Pourtant, certains groupes devraient s’astreindre à rester en studio, ou dans l’intimité des petites salles. C’est ce qu’on appellera le syndrome Alt-J – groupe magnifique (sur son premier album, hum) mais groupe incapable de transposer la moindre note d’An Awesome Wave sur scène. Fragilité mélodique, délicatesse de la production : autant de murs du son infranchissables pour les Anglais. La scène fait du tort aux groupes atteints du syndrome. On en vient à réévaluer un jugement qu’on croyait définitif, on découvre des failles sur un disque qu’on portait aux nues. On trouve les musiciens tristement normaux, hésitants. On ne les admire plus vraiment. La magie s’est évanouie.

Et puis la semaine dernière on est allé voir Viet Cong. Leur premier album éponyme est une énorme claque. On espérait beaucoup, on se voyait écrire un article dithyrambique rendant hommage autant à leur album qu’à une prestation live dantesque. Sauf que leur concert était juste bien, limite bof. Alors qu’on imaginait des héros sombres, tragiques et inaccessibles, on a découvert quatre très bons musiciens qui dégagent surtout une bonhomie “inquiétante”, à l’image des All Star dépareillées du chanteur. Ils sont sympas. Et quant tu fais du post-punk à coup de marches militaires et de déflagrations sourdes, t’es pas sympa.

Ce décalage entre leur image de marque – ils s’appellent quand même Viet Cong – et leur attitude, c’est peut-être anecdotique et un peu malvenu si on désire se poser en observateur un minimum objectif. C’est pourquoi on mettra également le groupe de Calgary à l’amende sur quelques détails supplémentaires. D’abord, pour leur manque de discernement sur la storyline un peu bancale de la setlist. Commencer par trois titres issues de leur premier EP n’est pas forcément très malin. Unconscious Melody and Oxygen Feed ont beau être de très bonnes chansons folk/rock, personne ne les connait dans la salle. Le son du groupe a tellement changé sur le LP que ces premiers titres sabotent un peu le début de concert. Ils ne parvient pas plus à emballer la salle avec leur fin de set qui se termine par une interminable transition sur Death. Leur volonté louable d’allonger à l’extrême leurs morceaux se désagrège lentement, rendant la performance plus proche de l’art contemporain minimal que de la transe live hypnotique. On regrettera la bourde du guitariste – déjà pas franchement à l’aise sur scène – qui débranche malencontreusement la basse de son pote sur Silhouette et essaye de se rattraper en jouant la ligne au clavier sans grand succès… Et puis le rappel n’est jamais arrivé. Bunker Buster et Pointless Experience sont donc passées à la trappe.

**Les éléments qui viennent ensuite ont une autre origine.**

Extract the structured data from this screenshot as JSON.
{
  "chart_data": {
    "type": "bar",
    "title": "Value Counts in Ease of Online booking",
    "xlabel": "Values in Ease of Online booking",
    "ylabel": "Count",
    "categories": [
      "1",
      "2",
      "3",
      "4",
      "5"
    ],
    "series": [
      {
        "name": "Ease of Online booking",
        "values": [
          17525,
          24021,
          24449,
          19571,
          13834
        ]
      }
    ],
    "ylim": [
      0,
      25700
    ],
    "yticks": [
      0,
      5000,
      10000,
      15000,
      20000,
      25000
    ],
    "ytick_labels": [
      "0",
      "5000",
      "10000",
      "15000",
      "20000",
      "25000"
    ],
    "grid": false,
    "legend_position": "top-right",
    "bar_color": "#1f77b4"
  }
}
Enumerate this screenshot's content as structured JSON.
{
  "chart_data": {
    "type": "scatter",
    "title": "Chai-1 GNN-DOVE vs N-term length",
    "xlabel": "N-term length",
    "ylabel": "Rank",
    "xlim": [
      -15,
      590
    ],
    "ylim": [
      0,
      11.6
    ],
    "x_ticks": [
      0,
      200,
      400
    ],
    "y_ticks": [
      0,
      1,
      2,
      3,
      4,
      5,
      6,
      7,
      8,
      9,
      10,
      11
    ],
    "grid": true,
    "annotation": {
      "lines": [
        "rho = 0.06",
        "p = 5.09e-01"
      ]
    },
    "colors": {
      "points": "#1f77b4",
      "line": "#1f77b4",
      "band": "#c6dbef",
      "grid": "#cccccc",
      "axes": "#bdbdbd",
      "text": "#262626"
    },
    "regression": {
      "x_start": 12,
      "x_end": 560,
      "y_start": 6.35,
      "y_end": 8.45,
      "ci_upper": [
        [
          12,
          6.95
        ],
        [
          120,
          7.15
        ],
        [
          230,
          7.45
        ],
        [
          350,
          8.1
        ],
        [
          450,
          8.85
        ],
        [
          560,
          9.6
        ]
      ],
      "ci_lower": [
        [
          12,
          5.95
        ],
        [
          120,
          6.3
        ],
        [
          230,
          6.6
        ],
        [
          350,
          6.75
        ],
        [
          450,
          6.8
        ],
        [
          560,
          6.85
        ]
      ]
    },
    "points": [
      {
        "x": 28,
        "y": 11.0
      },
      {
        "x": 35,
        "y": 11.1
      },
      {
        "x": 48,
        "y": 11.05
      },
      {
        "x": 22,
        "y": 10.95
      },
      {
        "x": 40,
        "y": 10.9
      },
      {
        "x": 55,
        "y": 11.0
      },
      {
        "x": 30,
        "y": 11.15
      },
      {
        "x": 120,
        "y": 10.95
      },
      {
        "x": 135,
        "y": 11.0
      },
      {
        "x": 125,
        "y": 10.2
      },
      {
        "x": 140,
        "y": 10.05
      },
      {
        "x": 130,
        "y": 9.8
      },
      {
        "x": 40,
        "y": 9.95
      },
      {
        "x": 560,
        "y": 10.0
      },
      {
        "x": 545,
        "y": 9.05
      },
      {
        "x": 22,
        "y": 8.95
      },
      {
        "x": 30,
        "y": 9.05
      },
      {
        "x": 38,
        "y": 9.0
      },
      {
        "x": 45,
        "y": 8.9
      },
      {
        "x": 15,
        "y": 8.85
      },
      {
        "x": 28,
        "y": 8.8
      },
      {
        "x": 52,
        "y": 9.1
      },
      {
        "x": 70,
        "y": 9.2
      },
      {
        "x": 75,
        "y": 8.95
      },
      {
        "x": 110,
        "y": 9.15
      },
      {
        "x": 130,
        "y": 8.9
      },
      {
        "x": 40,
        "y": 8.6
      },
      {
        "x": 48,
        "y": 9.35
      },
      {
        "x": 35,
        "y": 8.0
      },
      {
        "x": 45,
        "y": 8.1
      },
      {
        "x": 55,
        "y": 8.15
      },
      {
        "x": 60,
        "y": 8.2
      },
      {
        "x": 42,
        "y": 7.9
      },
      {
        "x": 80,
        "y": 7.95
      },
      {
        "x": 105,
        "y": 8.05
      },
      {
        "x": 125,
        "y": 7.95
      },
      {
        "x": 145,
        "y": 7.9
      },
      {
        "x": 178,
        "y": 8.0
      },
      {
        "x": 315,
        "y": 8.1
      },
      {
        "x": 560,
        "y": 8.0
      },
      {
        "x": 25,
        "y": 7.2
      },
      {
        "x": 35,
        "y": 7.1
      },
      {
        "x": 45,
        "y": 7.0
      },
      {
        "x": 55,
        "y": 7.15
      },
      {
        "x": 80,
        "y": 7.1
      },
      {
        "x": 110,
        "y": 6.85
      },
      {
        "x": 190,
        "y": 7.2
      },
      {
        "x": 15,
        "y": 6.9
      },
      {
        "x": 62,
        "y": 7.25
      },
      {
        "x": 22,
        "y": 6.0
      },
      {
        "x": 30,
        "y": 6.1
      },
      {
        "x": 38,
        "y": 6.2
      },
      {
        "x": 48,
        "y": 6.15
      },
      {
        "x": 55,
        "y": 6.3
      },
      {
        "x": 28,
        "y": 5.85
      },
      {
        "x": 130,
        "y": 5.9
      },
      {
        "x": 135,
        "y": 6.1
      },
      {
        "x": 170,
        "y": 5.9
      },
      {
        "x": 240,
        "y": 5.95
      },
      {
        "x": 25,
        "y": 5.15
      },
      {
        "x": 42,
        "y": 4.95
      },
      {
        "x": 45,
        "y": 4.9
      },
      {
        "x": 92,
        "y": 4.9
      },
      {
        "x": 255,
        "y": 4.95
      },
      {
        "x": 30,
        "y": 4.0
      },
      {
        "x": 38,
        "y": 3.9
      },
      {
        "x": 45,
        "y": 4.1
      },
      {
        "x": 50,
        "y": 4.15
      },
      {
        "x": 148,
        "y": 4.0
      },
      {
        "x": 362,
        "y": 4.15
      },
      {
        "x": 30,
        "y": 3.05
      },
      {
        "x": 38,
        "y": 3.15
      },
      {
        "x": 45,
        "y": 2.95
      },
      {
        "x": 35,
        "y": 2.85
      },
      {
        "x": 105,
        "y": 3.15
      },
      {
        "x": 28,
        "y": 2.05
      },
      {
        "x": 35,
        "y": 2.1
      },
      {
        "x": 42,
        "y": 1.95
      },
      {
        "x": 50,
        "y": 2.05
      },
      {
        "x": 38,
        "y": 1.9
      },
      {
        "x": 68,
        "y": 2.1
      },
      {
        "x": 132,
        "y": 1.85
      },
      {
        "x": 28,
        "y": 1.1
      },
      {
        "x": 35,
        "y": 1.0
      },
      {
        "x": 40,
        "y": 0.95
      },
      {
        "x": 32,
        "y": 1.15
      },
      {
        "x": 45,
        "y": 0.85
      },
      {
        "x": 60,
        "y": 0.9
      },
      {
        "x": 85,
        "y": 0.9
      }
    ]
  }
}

Mais on a aussi entendu de très bonnes choses, des choses excellentes même, à la hauteur de leur premier album qui nous a rappelé le premier album de leurs cousins canadiens de Suuns. Les quatre titres extraits du LP sorti en janvier sont tous exceptionnels. En vrac, on a vibré sur le triptyque March of Progress où le batteur fait un sacré numéro dans une introduction grandiose. La voix du chanteur est impeccable sur chaque morceau – sombre, rocailleuse, possédée. Le guitariste gaffeur semble jouer sa vie sur chaque accord, la sueur au front, la bave à la bouche. On a donc passé un bon moment. Mais with great power comes great responsability et c’est la déception qui subsiste. On espérait un grand live pour ce grand disque. Ça ne nous empêchera pas de considérer Viet Cong comme le meilleur album de ce début d’année 2015. Attention pourtant, on ne vous conseille pas d’aller voir les Canadiens en concert. Vous serez prévenu, le syndrome Alt-J rôde.